The annual awards are presented for outstanding contributions to agronomy through education, national and international service and research. The award was announced at the society’s annual meeting, held in November in Phoenix, Arizona.

“Though my name is on the award, it is really an honor directed to all the students and staff that have worked on the spring wheat breeding program over the years,” says Talbert. “It also recognizes all of our great supporters on campus and at the research centers around Montana.”

Talbert’s work in the MSU spring wheat breeding programs has resulted in new spring wheat varieties for Montana grain farmers that are specifically adapted to Montana growing conditions. Many varieties are resistant to current and emerging diseases and pests that threaten Montana’s agricultural community. In addition, MSU’s wheat breeding programs through the Montana Agricultural Experiment Station have made a $500 million impact in $1 billion of wheat sold by Montana farmers in 2016, according to the United States Department of Agriculture.

According to the USDA, Montana producers planted 2.3 million acres of spring wheat for harvest in 2016, of which 18.8 percent was the MAES-developed Vida, a hard, red spring wheat, which Talbert developed. This is the sixth year in a row that Vida has been the state’s leading spring wheat variety planted, according to the Montana field office of the USDA’s National Agricultural Statistics Service. The field office also confirmed that Montana is the second-largest spring wheat producer in the country.

Talbert said MSU breeding specialists continue to work closely with the state’s producers to determine, and then meet, their needs for high-yielding, high-protein, pest-resistant varieties that are adapted to Montana’s climate.

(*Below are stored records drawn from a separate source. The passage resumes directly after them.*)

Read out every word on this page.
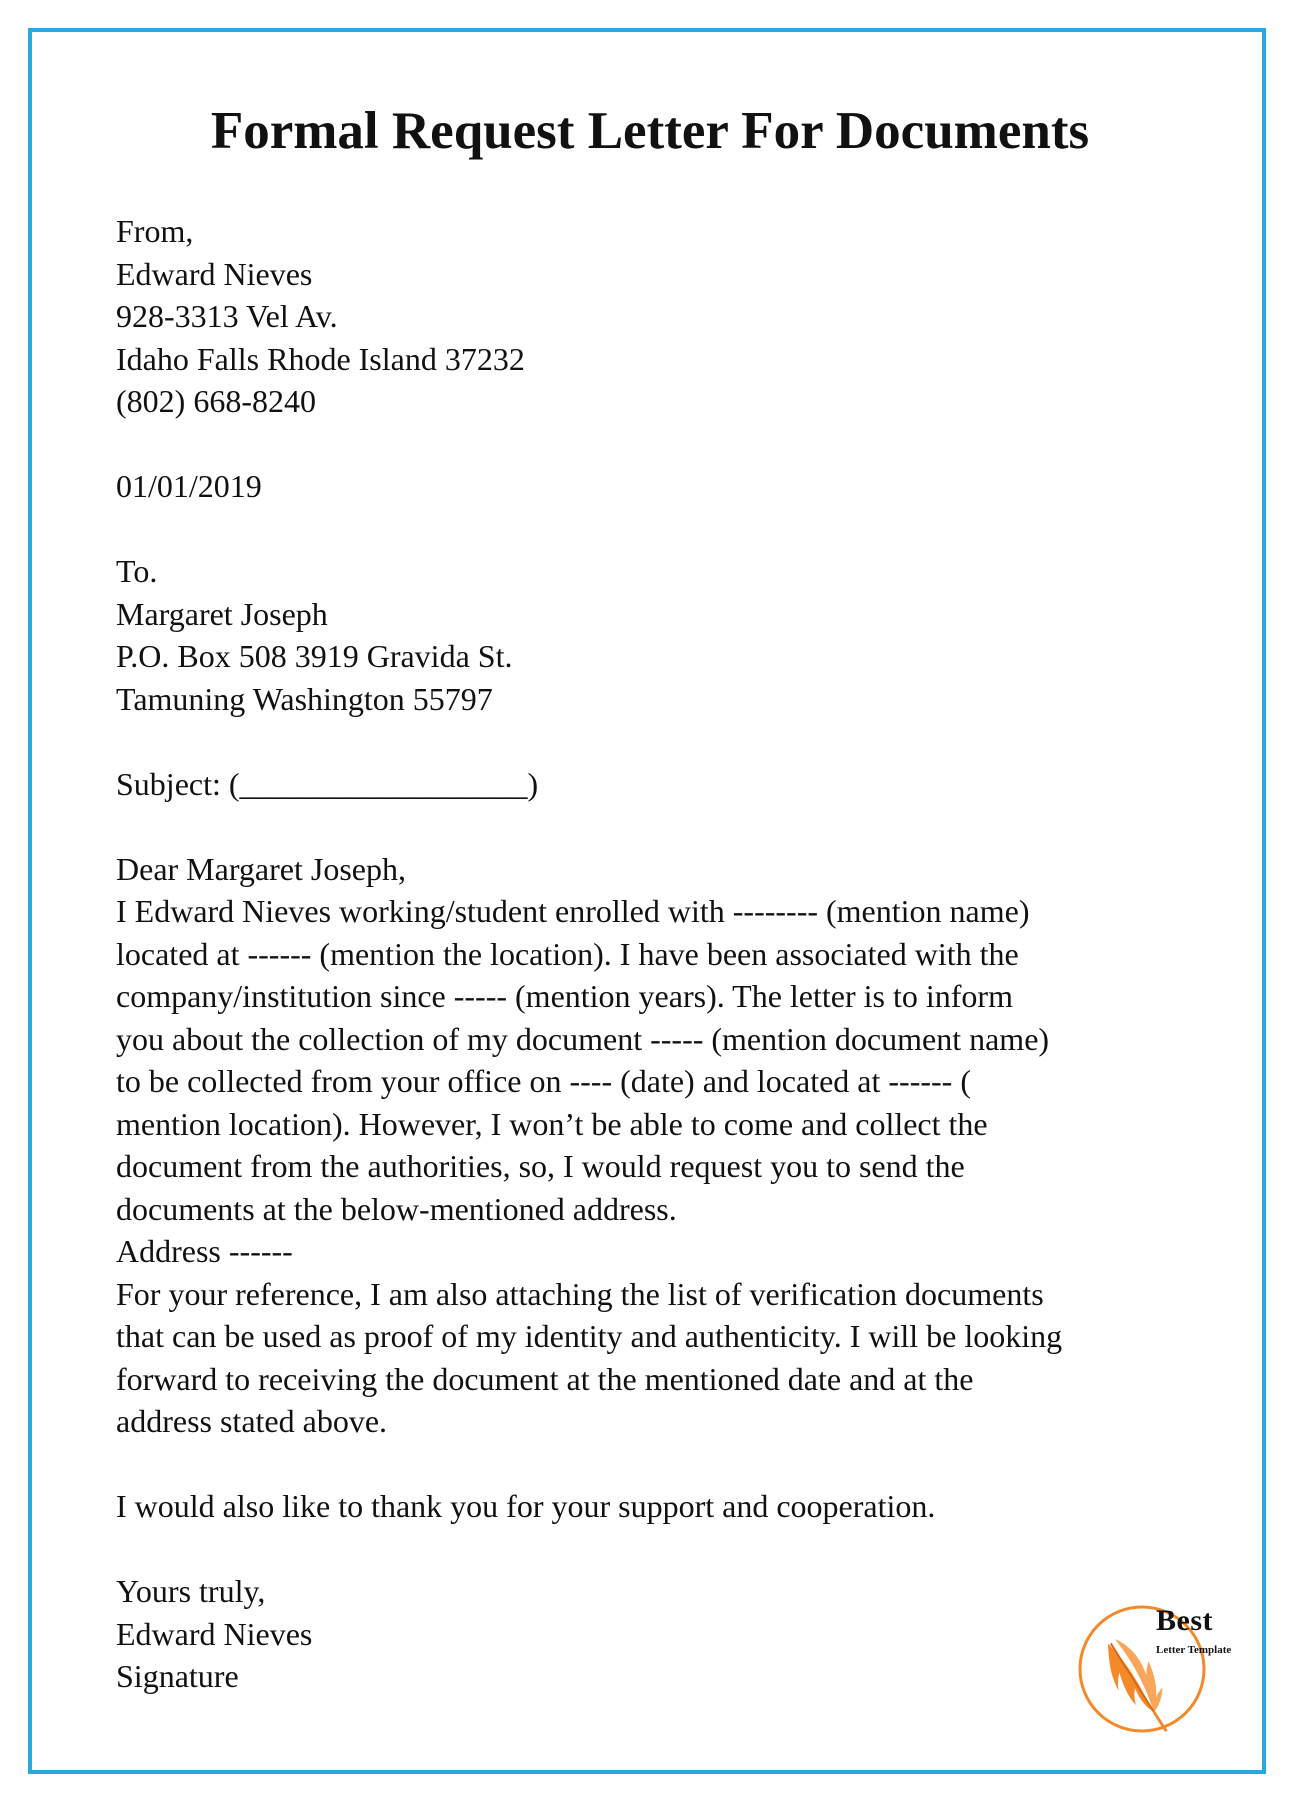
Formal Request Letter For Documents
From,
Edward Nieves
928-3313 Vel Av.
Idaho Falls Rhode Island 37232
(802) 668-8240
01/01/2019
To.
Margaret Joseph
P.O. Box 508 3919 Gravida St.
Tamuning Washington 55797
Subject: (__________________)
Dear Margaret Joseph,
I Edward Nieves working/student enrolled with -------- (mention name)
located at ------ (mention the location). I have been associated with the
company/institution since ----- (mention years). The letter is to inform
you about the collection of my document ----- (mention document name)
to be collected from your office on ---- (date) and located at ------ (
mention location). However, I won’t be able to come and collect the
document from the authorities, so, I would request you to send the
documents at the below-mentioned address.
Address ------
For your reference, I am also attaching the list of verification documents
that can be used as proof of my identity and authenticity. I will be looking
forward to receiving the document at the mentioned date and at the
address stated above.
I would also like to thank you for your support and cooperation.
Yours truly,
Edward Nieves
Signature
Best
Letter Template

Talbert received bachelor’s and master’s degrees from North Carolina State University and a doctorate from the University of Wisconsin. He is responsible for the development of hard red spring wheat cultivars that have been widely grown throughout Montana. His genetics research program focuses on traits important in the cultivar development, including traits associated with reliable grain yield under dryland production and traits associated with resistance to endemic insects.

Talbert has published over 100 articles in peer-reviewed journals and served as technical editor and associate editor for the journal Crop Science. Since 1988, he has taught graduate and undergraduate courses in plant breeding, genetics and introductory biology and has provided training for graduate students.